The rest of the performance continues as the beginning. Stunning. Perfect. The curtain descends, blocking my vision of Phoebe. I know it will rise again, allowing me one more glimpse of her. A deep bass fills the theatre, not sure what the music is I watch as the upper principal dancers come out for their curtsy and accolade. Once the stage is again clear, she appears. Doing a small solo, I watch her and forget to breathe. The beats of the drum sound like a heartbeat, and she cups her stomach in a loving gesture, hands linked yet seemingly pumping blood through her; then the melody changes, and I feel like she’s forcing herself to be torn in two. She’s emulating a back and forth struggle, she looks so small up there, slaying an unseen antagonist. I’m frozen in place watching her, feeling her pain, wanting to wield a sword to defend her. I can’t because I realize she is enacting our past in dance. It’s like she gave me a manuscript with our history, our secret burdens and ultimate triumphs written out for me to drown in. I can’t look away. Finally she stops, bending to pick up all the roses thrown out to her, then disappears for a second time. Wiping tears from her cheeks the woman next to me says, “It’s like I was watching a movie. A tragedy, a love story that hasn’t ended.”

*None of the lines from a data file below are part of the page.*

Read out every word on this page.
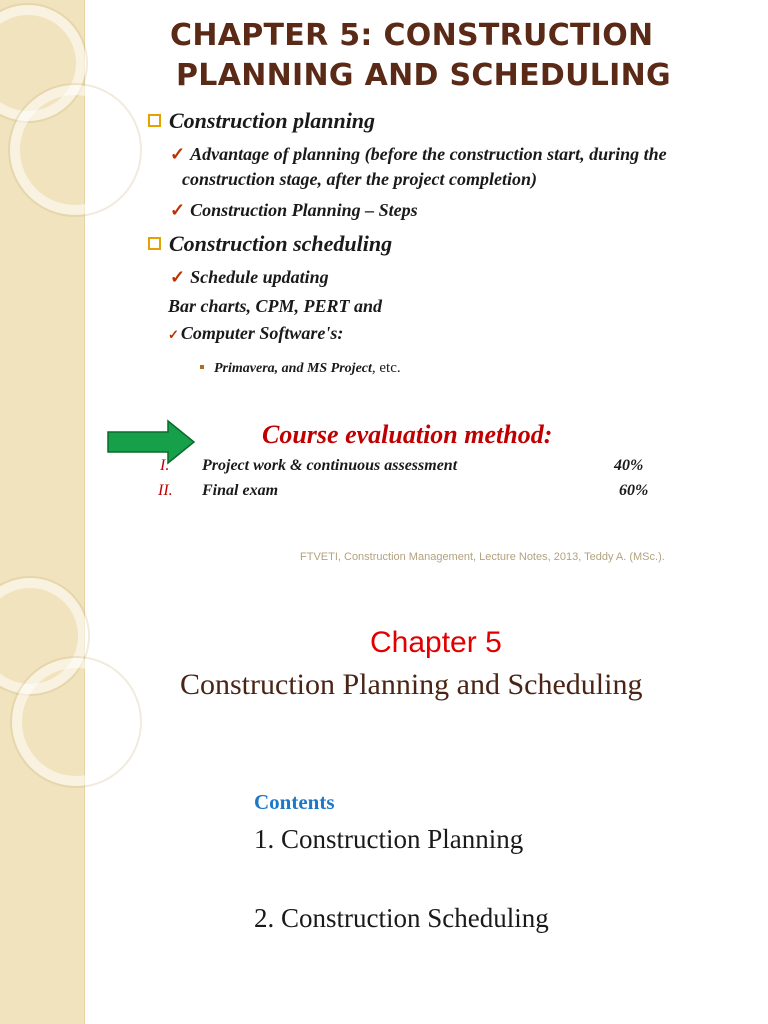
CHAPTER 5: CONSTRUCTION
PLANNING AND SCHEDULING
Construction planning
✓ Advantage of planning (before the construction start, during the
construction stage, after the project completion)
✓ Construction Planning – Steps
Construction scheduling
✓ Schedule updating
Bar charts, CPM, PERT and
✓ Computer Software's:
Primavera, and MS Project, etc.
Course evaluation method:
I. Project work & continuous assessment	40%
II. Final exam	60%
FTVETI, Construction Management, Lecture Notes, 2013, Teddy A. (MSc.).
Chapter 5
Construction Planning and Scheduling
Contents
1. Construction Planning
2. Construction Scheduling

“It ended. About four years ago,” I tell her before I make my way out of the auditorium, hailing a cab home. I walk in, glancing around at the emptiness and decide now is the best time to leave. No reason to put it off for another day. I pick up the bag that I packed earlier, flip the lights back off and leave New York, for good. Alone, once again.

Chapter 18

Phoebe

 

Tonight’s performance feels different. An electrical current is buzzing through all of us, and I play it off as melancholy. This is one of my last times dancing on stage, having accomplished a dream that was never mine. I’m heading home in one week to find
my
dreams. These last months have allowed me to gain perspective, put past transgressions to rest, and open myself up to believe again. In closing myself off, I stopped myself from healing. Not allowing my emotions out, I hindered any growth. I still have moments where I want to go back in the dark, live in the existence of numbness and unreality . . . but I don’t. I know going home will be hard. I left chaos and pain in my wake. Luke won’t be there, and I have to make amends with that.

Brett and James have even agreed to think about moving when Brett’s time is up with the ballet. He always has a job with the studio, and Myra says the thrill of me coming home to teach is drawing in students, some willing to travel for over an hour to train under me. I still plan to keep it small and not get too grandiose. I just want to dance for the love of dancing and teach another child the joy that can be found. I’ve enjoyed my time on stage, but I had greater pleasure inside my old studio.

Standing in the wings, getting ready to take center stage, my heart rate begins to accelerate. I never feel like this before I go on. I’ve only felt like this one other time in my life . . . when I had my audition and he was there. He was my calm before the storm and the raging inferno of my fire. I try and peer out to the audience, but can’t see a thing. I know I am being ridiculous, he isn’t here; he doesn’t even know where I am. As much as he used to support me and my dancing, he isn’t the type to wander in to a ballet on his own. I’m just hyper-aware ever since learning he moved to New York. When we aren’t traveling and at home for performances, I swear I can feel him on the streets, in the park, but tonight I feel differently. I shake it off, focusing on the job in front of me. I dance for the love of it, never missing a step; the whole troupe is on time and flawless. That’s what we are paid to do. Before last curtain call, I take another look, and still can’t see anything. I perform, like always, but this time I feel like I am being judged . . . watched intently, and I want every line in my story to be told. I want there to be no doubt what I’ve faced, what I am working to overcome, and what is still in front of me. I take a final bow and walk off stage.